Impossible to say exactly – for one thing we don’t know how long you need to be exposed to the risk (i.e. being overweight) for cancer to develop but in 2010 just over 5% of the total of new cancer cases in the UK was due to excess weight. That’s another conservative estimate, but it means at least 17,000 out of 309,000 cases, with bowel and breast cancers being the major sites.

What’s going on?

Showing an association is a good start but the important thing is to find out which molecules make that link. For obesity and cancer detail remains obscure but broad outlines are emerging, summarised in the sketch. In obesity fat (adipose) cells increase in both number and size (so it’s a double problem: more cells – and the fat cells themselves are fatter). As this happens other cells are recruited to adipose tissue and, from this cellular cooperative, signalling proteins are released that have the potential to drive tumours.

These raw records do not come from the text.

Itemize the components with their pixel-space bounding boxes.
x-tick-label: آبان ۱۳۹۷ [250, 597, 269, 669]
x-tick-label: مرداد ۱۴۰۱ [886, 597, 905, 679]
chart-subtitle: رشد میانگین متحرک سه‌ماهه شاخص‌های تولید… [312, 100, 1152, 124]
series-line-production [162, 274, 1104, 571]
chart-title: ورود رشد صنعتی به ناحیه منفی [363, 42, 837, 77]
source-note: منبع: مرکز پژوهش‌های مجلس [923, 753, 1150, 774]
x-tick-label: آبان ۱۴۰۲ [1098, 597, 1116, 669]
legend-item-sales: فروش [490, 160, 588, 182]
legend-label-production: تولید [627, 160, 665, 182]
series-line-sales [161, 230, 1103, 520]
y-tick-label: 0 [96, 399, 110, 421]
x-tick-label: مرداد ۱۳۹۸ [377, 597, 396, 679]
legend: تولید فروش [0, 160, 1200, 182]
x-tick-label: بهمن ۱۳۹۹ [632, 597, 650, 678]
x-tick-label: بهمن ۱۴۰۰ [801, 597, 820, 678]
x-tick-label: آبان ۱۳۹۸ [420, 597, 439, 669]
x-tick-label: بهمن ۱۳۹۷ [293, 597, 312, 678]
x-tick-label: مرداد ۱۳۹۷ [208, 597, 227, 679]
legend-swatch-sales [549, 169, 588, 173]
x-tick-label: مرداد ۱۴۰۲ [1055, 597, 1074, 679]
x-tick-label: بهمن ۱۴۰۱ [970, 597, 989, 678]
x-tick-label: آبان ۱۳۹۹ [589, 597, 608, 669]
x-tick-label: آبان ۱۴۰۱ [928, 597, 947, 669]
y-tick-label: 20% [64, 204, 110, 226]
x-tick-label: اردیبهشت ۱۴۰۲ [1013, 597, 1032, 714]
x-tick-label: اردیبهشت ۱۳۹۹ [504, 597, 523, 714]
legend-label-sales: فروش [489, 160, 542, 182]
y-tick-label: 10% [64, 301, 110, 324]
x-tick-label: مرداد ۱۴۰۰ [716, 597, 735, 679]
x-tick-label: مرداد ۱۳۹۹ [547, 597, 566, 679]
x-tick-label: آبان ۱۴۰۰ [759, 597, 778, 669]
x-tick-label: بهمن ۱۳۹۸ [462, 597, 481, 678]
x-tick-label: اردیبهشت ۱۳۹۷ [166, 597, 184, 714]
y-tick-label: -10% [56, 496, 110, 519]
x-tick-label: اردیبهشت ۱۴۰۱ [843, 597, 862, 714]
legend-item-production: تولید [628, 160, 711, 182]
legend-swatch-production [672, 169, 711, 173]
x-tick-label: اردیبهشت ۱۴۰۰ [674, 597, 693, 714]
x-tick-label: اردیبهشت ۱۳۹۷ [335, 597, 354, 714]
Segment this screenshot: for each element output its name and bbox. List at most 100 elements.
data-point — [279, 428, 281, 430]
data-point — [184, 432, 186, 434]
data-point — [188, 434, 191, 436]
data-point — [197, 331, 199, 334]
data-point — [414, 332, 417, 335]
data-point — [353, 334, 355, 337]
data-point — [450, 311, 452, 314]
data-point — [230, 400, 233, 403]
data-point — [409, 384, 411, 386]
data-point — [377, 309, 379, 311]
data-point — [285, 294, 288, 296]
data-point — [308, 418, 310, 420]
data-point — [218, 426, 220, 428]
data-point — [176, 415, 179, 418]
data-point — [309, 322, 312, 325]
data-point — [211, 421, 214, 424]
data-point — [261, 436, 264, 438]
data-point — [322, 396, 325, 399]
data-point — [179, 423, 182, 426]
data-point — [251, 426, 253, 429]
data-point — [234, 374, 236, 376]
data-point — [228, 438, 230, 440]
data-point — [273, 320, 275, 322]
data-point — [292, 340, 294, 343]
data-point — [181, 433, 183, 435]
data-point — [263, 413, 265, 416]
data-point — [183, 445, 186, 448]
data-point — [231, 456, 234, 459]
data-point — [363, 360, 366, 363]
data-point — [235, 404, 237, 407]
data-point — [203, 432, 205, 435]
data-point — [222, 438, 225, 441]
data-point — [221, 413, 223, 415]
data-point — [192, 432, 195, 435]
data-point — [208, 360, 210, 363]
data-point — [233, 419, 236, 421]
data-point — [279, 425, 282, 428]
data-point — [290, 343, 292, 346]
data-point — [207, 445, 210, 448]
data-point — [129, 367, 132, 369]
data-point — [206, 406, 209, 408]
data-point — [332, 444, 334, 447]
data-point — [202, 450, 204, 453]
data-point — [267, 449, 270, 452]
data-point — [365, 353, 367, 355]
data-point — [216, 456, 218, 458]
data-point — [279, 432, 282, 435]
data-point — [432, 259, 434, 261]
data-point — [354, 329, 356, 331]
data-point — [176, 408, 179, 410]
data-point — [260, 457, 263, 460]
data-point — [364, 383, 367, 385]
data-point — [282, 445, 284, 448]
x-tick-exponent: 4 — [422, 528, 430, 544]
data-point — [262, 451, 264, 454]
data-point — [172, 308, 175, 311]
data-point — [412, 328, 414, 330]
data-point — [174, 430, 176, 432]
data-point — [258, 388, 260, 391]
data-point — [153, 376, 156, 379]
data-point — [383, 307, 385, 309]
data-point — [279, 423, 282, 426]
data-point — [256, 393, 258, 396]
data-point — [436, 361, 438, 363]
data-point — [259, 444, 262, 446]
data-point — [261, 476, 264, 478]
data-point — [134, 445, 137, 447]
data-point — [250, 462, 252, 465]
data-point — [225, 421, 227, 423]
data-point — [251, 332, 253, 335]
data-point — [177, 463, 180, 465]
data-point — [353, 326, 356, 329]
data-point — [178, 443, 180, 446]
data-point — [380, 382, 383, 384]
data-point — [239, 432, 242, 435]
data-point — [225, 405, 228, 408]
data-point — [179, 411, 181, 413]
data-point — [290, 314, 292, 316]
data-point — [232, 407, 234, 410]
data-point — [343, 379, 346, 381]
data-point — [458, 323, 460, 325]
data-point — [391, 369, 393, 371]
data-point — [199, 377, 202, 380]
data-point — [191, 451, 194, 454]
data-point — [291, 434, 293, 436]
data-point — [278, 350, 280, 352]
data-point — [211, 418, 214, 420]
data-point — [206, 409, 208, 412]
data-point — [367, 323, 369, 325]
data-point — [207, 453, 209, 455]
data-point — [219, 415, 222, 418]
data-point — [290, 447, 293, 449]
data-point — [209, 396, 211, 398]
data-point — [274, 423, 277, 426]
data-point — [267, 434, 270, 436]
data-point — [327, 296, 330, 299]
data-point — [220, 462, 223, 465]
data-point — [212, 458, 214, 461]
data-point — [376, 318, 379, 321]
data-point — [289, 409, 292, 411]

This picture is similar to that of the microenvironment of tumours themselves, where many types of cell infiltrate the new growth. Initially this inflammatory and immune response aims to kill the tumour but if it fails the balance of signalling shifts so that it actually helps the tumour grow. In addition to signals from fat cells themselves, obesity is usually associated with increased levels of circulating growth hormones (e.g., insulin) and of lipids, both of which may also promote tumour development.

Thus many signals with cancerous potential arise in obese individuals. In principle these could initiate tumour growth or they could accelerate it in cancers that have started to develop independently of obesity. So it is complicated – but at least as new signalling strands emerge they offer new targets for drug therapy.

In obesity abnormal signals from fatty tissue can combine with others arising from perturbed metabolism to help cancers develop

Reference

World Cancer Research Fund (WCRF) Panel on Food, Nutrition, Physical Activity, and the Prevention of Cancer (WCRF, 2007).